Christianity and free, democratic, prosperous South Korea constitute the only challenges to the Kim regime’s absolute monopoly on power. Christianity offers an alternative way of life that delegitimizes tyranny and transcends oppression. Despite mortal danger and overwhelming coercion, control, surveillance, and punishment, underground churches have been growing in North Korea, with the help of outside missionaries and churches. The underground church provides a venue for the free exchange of ideas. Its members desperately endeavor to escape the overwhelming control of North Korea’s three internal security agencies, their 270,000 agents, and their omnipresent informer networks. Underground North Korean Christians are now in the range of tens, if not hundreds of thousands. This is a small number for a population of 25 million, but Christianity is still surviving tyranny.

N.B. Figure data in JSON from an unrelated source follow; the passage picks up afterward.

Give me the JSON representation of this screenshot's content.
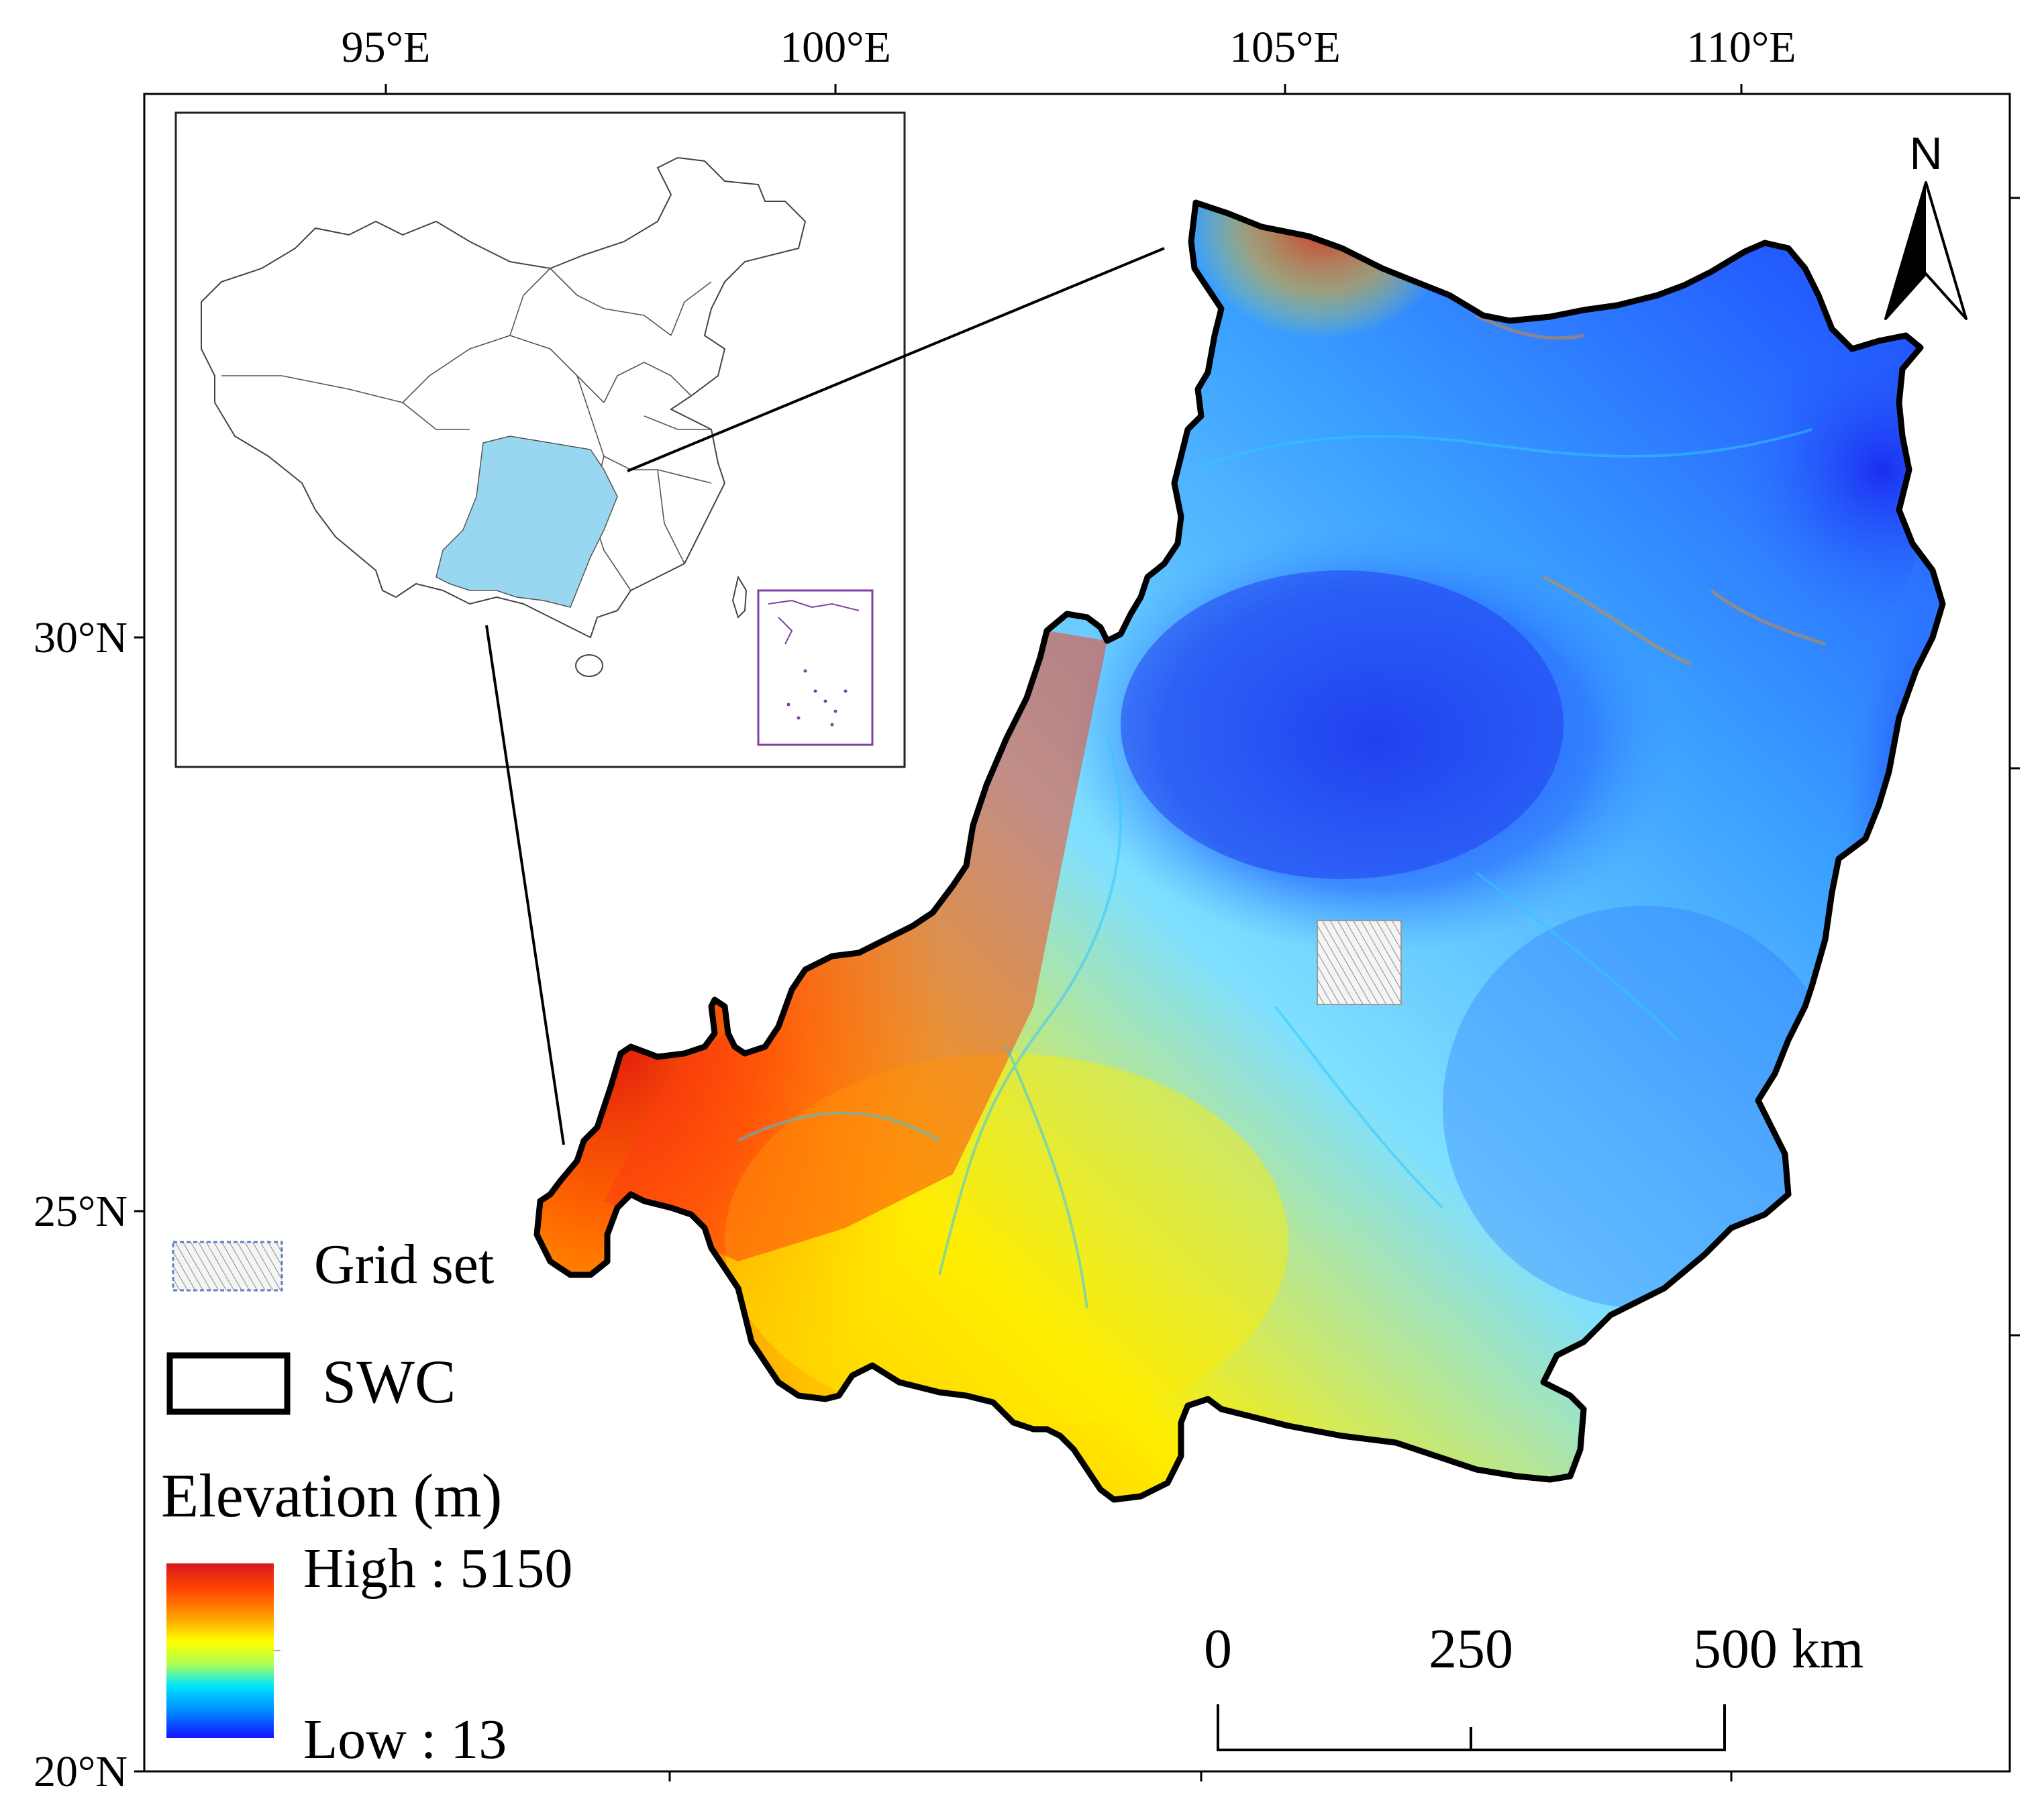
{
  "map": {
    "longitude_labels": [
      "95°E",
      "100°E",
      "105°E",
      "110°E"
    ],
    "latitude_labels": [
      "30°N",
      "25°N",
      "20°N"
    ],
    "north_arrow_label": "N"
  },
  "legend": {
    "grid_set_label": "Grid set",
    "boundary_label": "SWC",
    "elevation_title": "Elevation (m)",
    "high_label": "High : 5150",
    "low_label": "Low : 13",
    "elevation_high_value": 5150,
    "elevation_low_value": 13,
    "ramp_colors": [
      "#d7191c",
      "#ff4500",
      "#ff9900",
      "#ffff00",
      "#aaff55",
      "#00e5ff",
      "#0088ff",
      "#1414ff"
    ]
  },
  "scale_bar": {
    "ticks": [
      "0",
      "250",
      "500 km"
    ]
  },
  "inset": {
    "highlight_region_color": "#99d7f0",
    "south_china_sea_box_color": "#8040a0"
  }
}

Public discourse and advocacy on North Korea have been focusing on markets and information. And those are true agents of transformation, slowly but surely eroding the regime’s grip on power. Yet, there is one more agent of change, and that is the growing underground church of North Korea. Brought to Korea by Catholic missionaries, kept alive by Korean Catholic laity, and dramatically expanded by American missionaries beginning in the 19th century, Christianity defined the identity of Korean people living in the north prior to the Soviet takeover in 1945. Ahead of their summit meetings with the North, Presidents Moon and Trump must remember that the oppressed people of North Korea deserve an opportunity to retrieve the identity taken from them seven decades ago. Just like the Colosseum, where Roman Christians were martyred, one day, the political prison camps of North Korea, where Christians have been starved, tortured, and slaughtered, must become holy sites after their liberation and dismantlement. Ahead of their summit meetings, the presidents of the United States and South Korea must remember that Pyongyang was once the “Jerusalem of the East.”